Same thing here too. The few I checked out at dealerships had the same kind of dripping waxy residue. A friend whos a mechanic for VW said its a type of protective coating they put on the inside of the body panels to protect from corrosion and it helps with vibration/sound deadening from exterior body panels. It used to be less runny but they updated the mix and the newer better stuff is more runny when they spray it on. (his word for what its worth) Once its not frozen out Im going to clean off the drips from the undercarriage.


----------



## PZ (May 9, 2002)

It's similar to Cosmoline, but it's cavity wax that helps prevent corrosion.
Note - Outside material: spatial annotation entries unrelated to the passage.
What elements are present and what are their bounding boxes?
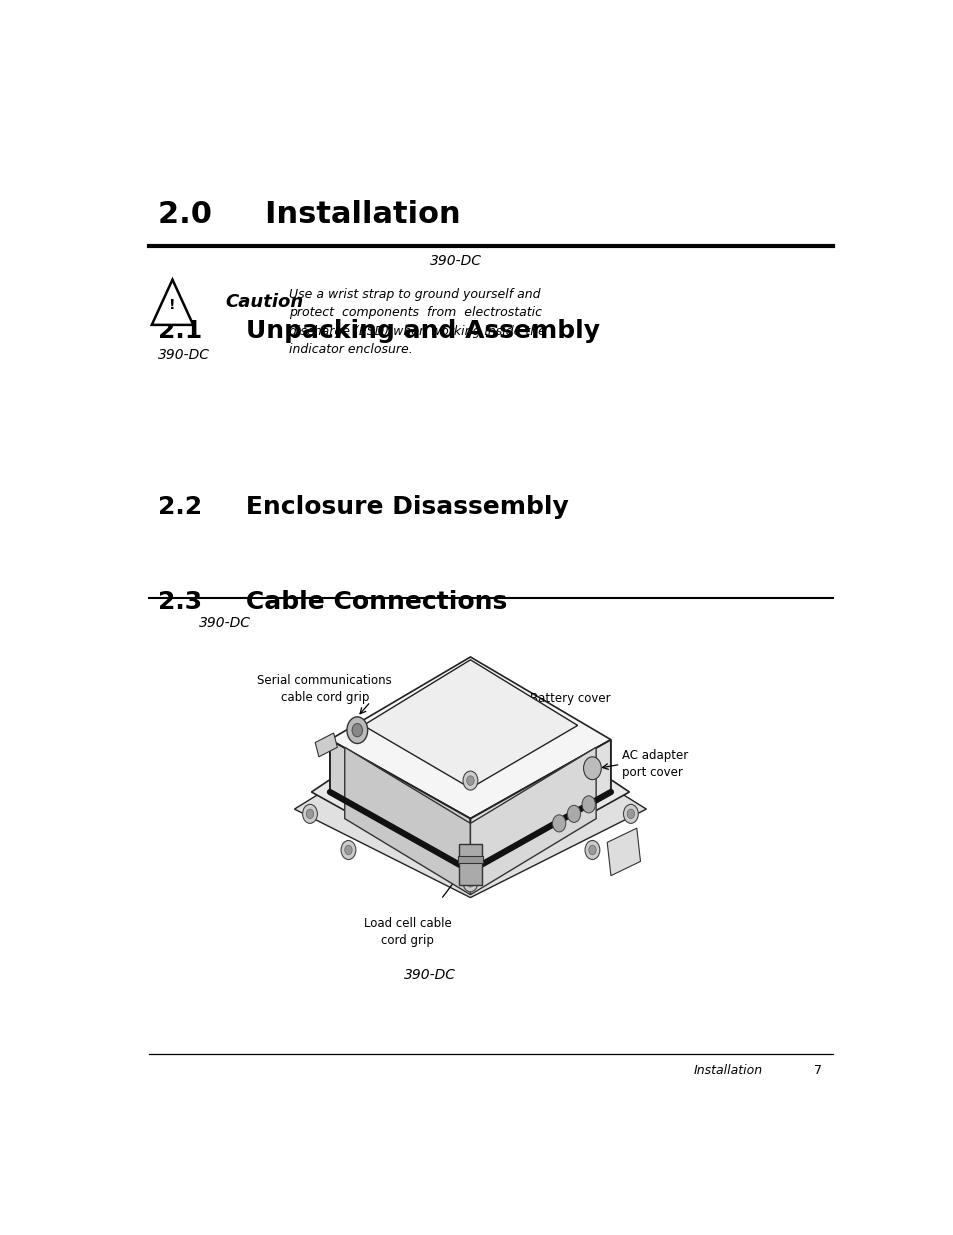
Circle shape — [466, 776, 474, 785]
Polygon shape — [311, 685, 629, 881]
Polygon shape — [330, 657, 610, 819]
Polygon shape — [363, 659, 577, 788]
Text: Installation: Installation — [693, 1065, 761, 1077]
Text: Serial communications
cable cord grip: Serial communications cable cord grip — [257, 673, 392, 704]
Text: Load cell cable
cord grip: Load cell cable cord grip — [363, 916, 451, 946]
Circle shape — [462, 873, 477, 892]
Circle shape — [466, 878, 474, 887]
Circle shape — [623, 804, 638, 824]
Circle shape — [583, 757, 600, 779]
Circle shape — [347, 716, 367, 743]
Polygon shape — [459, 845, 481, 885]
Text: Battery cover: Battery cover — [529, 693, 610, 705]
Polygon shape — [330, 740, 470, 871]
Polygon shape — [470, 740, 610, 871]
Text: 390-DC: 390-DC — [429, 254, 481, 268]
Circle shape — [581, 795, 595, 813]
Text: 2.1     Unpacking and Assembly: 2.1 Unpacking and Assembly — [157, 319, 599, 343]
Text: AC adapter
port cover: AC adapter port cover — [621, 750, 687, 779]
Circle shape — [306, 809, 314, 819]
Text: 2.0     Installation: 2.0 Installation — [157, 200, 460, 228]
Polygon shape — [457, 856, 482, 863]
Text: 2.2     Enclosure Disassembly: 2.2 Enclosure Disassembly — [157, 495, 568, 519]
Circle shape — [462, 771, 477, 790]
Circle shape — [567, 805, 580, 823]
Circle shape — [588, 845, 596, 855]
Polygon shape — [294, 700, 646, 898]
Polygon shape — [344, 747, 470, 894]
Circle shape — [302, 804, 317, 824]
Polygon shape — [470, 747, 596, 894]
Text: Caution: Caution — [225, 293, 303, 311]
Circle shape — [344, 845, 352, 855]
Polygon shape — [152, 279, 193, 325]
Text: !: ! — [169, 298, 175, 312]
Circle shape — [352, 724, 362, 737]
Text: Use a wrist strap to ground yourself and
protect  components  from  electrostati: Use a wrist strap to ground yourself and… — [289, 288, 546, 357]
Circle shape — [341, 841, 355, 860]
Polygon shape — [606, 829, 639, 876]
Text: 390-DC: 390-DC — [403, 968, 456, 982]
Circle shape — [584, 841, 599, 860]
Text: 7: 7 — [813, 1065, 821, 1077]
Text: 390-DC: 390-DC — [157, 348, 210, 362]
Text: 2.3     Cable Connections: 2.3 Cable Connections — [157, 590, 506, 614]
Circle shape — [626, 809, 634, 819]
Polygon shape — [314, 734, 337, 757]
Text: 390-DC: 390-DC — [199, 616, 251, 630]
Circle shape — [552, 815, 565, 832]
When it gets hot out, you will see wet stains as it seeps out of openings in the body.


----------



## MJ-Tiggy18 (Mar 7, 2018)

Yes I have that same waxy stuff in my engine. Not to worry. I did however find foam blocks behind the wiper fluid reservoir and the other side (small square metal cubby hole). Not sure why they were there.


----------



## snobrdrdan (Sep 10, 2008)

MJ-Tiggy18 said:


> Yes I have that same waxy stuff in my engine. Not to worry. I did however find foam blocks behind the wiper fluid reservoir and the other side (small square metal cubby hole). Not sure why they were there.


By the wiper cowl?

Those are supposed to be there, to seal & for wind noise


----------



## EPilot (Jul 27, 1999)

MJ-Tiggy18 said:


> I did however find foam blocks behind the wiper fluid reservoir and the other side (small square metal cubby hole). Not sure why they were there.


They help with sound resonance on some and wind noise on other places.


----------



## jayburnaby (Oct 19, 2017)

Wax , VW been using this for awhile


----------